Adelaide hasn't laid eyes on either one of them since she was sixteen years old, but she has dreamed up their voices, their expressions, even the way their worn flannel feels, so often that it has made her, the nap queen of the world, hesitate to sleep. Everything about them has always felt more, meant more, and everything beside them was pale and listless in comparison. Seeing those things even just in her dreams at night could ruin her for days afterward, making her distant and snappish inside the actual, real life that was in front of her to live. The comedown was just too sharp.
And now they're standing in front of her and she doesn't know what to do. They looked precisely the same when she saw them last, so much so that it makes her already bursting heart feel like it will definitely not make it through another beat.
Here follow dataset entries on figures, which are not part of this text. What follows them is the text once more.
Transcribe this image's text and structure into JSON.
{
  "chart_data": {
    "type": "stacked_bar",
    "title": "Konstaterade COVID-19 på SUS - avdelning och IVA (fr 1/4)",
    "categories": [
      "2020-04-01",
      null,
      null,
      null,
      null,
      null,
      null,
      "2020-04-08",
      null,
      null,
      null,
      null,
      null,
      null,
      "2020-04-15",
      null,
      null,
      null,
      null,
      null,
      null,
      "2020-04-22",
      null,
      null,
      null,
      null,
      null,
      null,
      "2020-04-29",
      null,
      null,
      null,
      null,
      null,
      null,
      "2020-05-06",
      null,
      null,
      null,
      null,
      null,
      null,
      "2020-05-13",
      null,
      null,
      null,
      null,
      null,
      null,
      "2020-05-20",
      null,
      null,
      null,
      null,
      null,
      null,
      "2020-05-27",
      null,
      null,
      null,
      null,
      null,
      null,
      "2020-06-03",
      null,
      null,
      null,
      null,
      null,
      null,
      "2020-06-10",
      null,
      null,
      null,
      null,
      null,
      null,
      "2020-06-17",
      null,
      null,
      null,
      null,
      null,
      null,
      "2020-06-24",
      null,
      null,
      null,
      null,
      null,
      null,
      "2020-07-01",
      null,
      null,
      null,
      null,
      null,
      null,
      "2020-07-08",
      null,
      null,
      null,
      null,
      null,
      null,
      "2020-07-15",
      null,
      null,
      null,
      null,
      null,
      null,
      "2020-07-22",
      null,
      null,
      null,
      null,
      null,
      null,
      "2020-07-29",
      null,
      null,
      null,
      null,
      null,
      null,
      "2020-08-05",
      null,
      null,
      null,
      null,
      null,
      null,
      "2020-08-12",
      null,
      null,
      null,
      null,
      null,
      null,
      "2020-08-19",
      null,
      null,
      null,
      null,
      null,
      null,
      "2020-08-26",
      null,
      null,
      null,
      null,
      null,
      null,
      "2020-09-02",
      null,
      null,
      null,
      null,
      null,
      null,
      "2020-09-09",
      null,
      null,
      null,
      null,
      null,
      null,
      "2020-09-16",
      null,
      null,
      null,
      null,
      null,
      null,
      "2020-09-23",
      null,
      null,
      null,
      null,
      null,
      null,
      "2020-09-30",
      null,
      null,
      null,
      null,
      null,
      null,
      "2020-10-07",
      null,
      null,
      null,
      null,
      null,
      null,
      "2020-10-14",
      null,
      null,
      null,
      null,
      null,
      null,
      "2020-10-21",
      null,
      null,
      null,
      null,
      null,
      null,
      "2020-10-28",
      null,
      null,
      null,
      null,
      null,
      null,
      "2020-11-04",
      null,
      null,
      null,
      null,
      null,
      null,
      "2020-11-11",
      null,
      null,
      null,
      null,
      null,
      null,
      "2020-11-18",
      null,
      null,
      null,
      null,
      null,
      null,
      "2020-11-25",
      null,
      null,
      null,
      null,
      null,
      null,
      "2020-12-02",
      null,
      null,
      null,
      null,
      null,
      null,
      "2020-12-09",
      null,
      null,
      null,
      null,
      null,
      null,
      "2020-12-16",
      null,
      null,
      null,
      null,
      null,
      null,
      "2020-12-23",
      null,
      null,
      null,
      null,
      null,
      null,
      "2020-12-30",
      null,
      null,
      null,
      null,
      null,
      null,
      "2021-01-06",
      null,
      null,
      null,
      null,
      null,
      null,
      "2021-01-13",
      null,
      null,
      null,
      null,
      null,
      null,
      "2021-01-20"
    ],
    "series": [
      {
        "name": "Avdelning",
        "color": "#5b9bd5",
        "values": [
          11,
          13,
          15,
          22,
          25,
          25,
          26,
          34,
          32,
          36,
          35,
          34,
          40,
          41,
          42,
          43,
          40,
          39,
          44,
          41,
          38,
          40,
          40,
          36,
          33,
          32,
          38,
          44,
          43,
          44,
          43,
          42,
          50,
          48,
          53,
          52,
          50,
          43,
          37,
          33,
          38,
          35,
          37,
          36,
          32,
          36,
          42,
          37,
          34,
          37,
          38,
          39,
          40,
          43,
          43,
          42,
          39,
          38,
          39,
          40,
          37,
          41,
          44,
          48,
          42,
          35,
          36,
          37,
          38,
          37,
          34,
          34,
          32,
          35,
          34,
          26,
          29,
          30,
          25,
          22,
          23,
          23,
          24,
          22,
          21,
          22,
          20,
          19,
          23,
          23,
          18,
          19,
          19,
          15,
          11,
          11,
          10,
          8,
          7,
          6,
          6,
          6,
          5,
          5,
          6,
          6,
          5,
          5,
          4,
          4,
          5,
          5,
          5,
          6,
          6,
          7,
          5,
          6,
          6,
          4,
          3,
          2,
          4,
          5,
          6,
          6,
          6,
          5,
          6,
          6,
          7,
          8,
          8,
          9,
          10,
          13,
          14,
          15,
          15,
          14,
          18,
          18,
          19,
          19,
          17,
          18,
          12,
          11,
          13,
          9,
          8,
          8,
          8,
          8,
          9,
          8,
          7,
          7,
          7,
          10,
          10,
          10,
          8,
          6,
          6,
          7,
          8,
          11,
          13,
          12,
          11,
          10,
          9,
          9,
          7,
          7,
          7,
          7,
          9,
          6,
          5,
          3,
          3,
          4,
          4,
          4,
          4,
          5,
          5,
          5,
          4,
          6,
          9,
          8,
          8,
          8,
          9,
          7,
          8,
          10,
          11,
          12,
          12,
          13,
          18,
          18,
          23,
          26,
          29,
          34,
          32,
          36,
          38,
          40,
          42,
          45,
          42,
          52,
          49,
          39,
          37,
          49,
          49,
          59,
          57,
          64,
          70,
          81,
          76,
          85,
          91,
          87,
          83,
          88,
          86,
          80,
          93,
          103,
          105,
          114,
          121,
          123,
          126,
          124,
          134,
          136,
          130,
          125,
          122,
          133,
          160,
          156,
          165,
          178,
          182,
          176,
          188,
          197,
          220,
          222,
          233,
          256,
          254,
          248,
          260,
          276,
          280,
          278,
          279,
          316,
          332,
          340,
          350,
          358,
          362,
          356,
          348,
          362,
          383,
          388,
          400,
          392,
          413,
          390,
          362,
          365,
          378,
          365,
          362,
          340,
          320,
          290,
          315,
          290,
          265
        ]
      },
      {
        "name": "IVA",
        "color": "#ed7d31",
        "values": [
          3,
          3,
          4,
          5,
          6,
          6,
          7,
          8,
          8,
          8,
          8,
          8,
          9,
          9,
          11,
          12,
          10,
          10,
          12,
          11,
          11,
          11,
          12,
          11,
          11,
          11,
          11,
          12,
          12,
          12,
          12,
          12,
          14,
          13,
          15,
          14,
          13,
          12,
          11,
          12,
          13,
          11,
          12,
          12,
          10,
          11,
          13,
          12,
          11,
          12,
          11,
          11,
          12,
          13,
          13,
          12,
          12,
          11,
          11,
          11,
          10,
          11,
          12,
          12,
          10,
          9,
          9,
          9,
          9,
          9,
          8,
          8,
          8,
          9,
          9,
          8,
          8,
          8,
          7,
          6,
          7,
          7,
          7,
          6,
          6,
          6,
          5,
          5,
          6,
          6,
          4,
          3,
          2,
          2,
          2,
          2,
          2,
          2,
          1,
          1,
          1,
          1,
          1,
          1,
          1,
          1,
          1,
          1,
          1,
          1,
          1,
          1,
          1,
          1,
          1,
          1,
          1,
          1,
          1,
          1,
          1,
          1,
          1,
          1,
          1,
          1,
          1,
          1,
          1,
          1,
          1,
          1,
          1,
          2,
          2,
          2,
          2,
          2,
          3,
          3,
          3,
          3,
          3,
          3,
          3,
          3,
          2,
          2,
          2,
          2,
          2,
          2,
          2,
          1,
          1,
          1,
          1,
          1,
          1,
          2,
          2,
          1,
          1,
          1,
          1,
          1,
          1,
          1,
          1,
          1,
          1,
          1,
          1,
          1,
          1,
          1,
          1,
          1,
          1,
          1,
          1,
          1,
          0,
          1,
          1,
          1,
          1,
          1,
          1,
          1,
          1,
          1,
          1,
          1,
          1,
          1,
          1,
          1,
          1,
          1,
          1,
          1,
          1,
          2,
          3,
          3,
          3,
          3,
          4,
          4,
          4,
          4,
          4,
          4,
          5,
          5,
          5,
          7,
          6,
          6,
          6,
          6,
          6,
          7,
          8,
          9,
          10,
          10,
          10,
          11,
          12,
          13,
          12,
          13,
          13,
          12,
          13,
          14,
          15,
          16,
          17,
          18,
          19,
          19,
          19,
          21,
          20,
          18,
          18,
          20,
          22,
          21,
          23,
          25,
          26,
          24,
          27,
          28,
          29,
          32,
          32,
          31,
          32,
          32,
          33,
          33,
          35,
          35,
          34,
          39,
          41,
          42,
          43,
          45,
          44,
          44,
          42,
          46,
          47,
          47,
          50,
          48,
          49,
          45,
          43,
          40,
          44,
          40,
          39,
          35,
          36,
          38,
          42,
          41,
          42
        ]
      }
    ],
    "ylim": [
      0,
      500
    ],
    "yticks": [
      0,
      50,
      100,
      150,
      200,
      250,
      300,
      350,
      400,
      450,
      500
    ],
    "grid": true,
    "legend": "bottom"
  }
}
The joke, the curse, it's all so them and she feels like she is the only one who has changed at all.
Her laugh is a watery bubble of a sob-thing, and her hand goes up to cover her mouth like she's trying to push it back inside. She still has no idea what she's doing, her brain has not engaged or caught up. "You look like the best damn thing I ever saw," she says, finally, before she moves across the small space, stepping over steaks, and she pushes straight into her brother's chest and buries there like a tiny redheaded tick. Her sunglasses fall off her head and clatter to the floor and are ignored like so many of the complicated details that she is just not thinking of yet. Letters, babies, husbands, Hellhounds, Mayors... none of it falls into place yet and she can only hold on.